In less than two months, spring will officially arrive on our calendars, and the 2018 gardening season will begin in earnest! But there are plenty of ways we could be eating our own homegrown food right now with proper planning in late summer and early fall. In fact, wife Pat and I are still eating fall planted collard greens and are beginning to harvest baby kale leaves for salads from seeds planted in a cold frame in mid-November. We also planted ’Sugar Snap’ peas from seeds and broccoli, red cabbage and green onion transplants in our cold frame at the same time, and as winter temperatures are losing their grip here in South Carolina, we will soon begin harvesting those crops as well.

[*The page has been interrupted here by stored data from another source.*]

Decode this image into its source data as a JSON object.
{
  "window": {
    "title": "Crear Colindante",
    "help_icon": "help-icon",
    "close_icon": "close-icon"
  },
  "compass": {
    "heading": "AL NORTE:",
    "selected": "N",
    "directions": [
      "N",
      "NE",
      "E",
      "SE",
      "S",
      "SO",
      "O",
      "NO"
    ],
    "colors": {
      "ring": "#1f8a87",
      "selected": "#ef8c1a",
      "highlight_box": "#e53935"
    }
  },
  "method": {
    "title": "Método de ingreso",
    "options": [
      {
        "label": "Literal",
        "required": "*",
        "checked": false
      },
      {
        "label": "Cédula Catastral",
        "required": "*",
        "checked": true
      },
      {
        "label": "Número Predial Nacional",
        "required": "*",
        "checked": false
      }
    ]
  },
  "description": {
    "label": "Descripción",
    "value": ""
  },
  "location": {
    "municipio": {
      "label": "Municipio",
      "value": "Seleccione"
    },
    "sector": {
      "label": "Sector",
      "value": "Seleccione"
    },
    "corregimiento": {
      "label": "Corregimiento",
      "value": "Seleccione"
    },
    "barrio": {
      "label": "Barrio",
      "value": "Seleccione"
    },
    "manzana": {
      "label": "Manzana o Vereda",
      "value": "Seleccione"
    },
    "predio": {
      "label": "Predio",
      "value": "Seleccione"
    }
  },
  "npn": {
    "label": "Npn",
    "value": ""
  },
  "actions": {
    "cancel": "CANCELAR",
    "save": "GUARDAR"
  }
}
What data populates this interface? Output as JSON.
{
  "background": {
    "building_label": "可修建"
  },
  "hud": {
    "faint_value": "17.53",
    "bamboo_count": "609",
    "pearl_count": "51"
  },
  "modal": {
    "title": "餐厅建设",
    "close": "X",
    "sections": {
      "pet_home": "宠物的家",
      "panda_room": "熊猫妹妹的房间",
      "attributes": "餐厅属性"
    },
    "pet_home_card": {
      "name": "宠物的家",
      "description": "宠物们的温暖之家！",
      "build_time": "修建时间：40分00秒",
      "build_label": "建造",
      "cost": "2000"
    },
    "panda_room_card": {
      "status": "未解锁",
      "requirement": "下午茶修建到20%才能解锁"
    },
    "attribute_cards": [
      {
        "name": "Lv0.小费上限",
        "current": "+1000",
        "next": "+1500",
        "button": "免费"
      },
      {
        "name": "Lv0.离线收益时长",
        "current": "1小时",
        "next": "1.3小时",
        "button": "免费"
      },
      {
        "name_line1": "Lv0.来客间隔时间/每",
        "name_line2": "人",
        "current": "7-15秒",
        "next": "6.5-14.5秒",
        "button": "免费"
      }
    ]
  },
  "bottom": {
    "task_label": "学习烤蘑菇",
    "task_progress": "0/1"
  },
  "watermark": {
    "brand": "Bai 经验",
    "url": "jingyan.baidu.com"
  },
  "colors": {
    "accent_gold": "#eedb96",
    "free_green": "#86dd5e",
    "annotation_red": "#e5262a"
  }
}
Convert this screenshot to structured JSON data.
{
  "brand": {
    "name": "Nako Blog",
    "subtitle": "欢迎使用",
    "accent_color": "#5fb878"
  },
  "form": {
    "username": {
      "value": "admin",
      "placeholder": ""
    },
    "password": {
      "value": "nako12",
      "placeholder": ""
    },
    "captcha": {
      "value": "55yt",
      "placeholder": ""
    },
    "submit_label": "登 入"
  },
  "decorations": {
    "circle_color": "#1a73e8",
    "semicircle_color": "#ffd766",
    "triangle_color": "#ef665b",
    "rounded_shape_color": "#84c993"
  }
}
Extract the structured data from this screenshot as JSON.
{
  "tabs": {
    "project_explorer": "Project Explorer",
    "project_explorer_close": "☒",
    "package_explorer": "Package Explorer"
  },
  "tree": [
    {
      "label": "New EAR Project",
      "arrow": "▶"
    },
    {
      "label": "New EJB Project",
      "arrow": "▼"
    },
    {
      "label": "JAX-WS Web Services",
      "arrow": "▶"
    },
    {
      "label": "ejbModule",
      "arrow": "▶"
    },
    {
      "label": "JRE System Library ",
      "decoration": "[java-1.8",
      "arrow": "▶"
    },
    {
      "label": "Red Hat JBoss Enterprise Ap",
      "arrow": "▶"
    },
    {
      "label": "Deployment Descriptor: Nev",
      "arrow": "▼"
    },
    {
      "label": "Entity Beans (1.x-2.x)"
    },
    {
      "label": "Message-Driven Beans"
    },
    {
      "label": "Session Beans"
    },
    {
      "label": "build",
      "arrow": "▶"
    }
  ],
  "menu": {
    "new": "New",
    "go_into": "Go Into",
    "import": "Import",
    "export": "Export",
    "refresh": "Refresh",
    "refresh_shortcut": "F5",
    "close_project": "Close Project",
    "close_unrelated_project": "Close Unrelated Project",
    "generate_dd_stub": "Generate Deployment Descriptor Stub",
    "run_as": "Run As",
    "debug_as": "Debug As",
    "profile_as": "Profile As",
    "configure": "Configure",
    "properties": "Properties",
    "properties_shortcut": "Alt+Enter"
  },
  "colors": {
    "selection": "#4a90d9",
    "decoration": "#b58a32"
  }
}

In December, we seeded eight long, window box-type planters with a second crop of kale, spinach, mixed varieties of lettuces and mache (corn salad) in a southern sun exposure on the back deck. We had them tightly spaced together and covered them with two thicknesses of 6-mil plastic through the coldest winter weeks, removing the plastic on the warmest days for watering and soaking in some direct sun. We just recently removed the plastic for what we hope is the last time and most seedlings are 1-2 inches tall, and germination was so good that we will probably have to begin thinning soon, and of course our baby greens will find their way into luscious and very early salads.
We are also beginning to seed transplant trays indoors with all sorts of more “cole crops” like broccoli, cabbage, cauliflower and Brussels sprouts, so that we can get quick and uniform germination and growth and transplant into the garden when the soil begins to warm. Of course, we have to grow our spring cole crops off quickly here in the South, because late spring and early summer heat will rapidly cause them to bolt, whereas we can direct seed our fall to winter crops in late summer or early fall as the temperatures begin to cool somewhat.
We personally also like to seed broccoli, cabbage, cauliflower and Brussels sprouts in transplant trays late summer here, because we feel we get more uniform growth, better pest control and no need for thinning, whereas we direct seed other winter crops like kale, mustard, turnips, chard and beets in late summer. In Northern gardens, you have the option to grow transplants or direct seed spring and fall crops of most cole crops.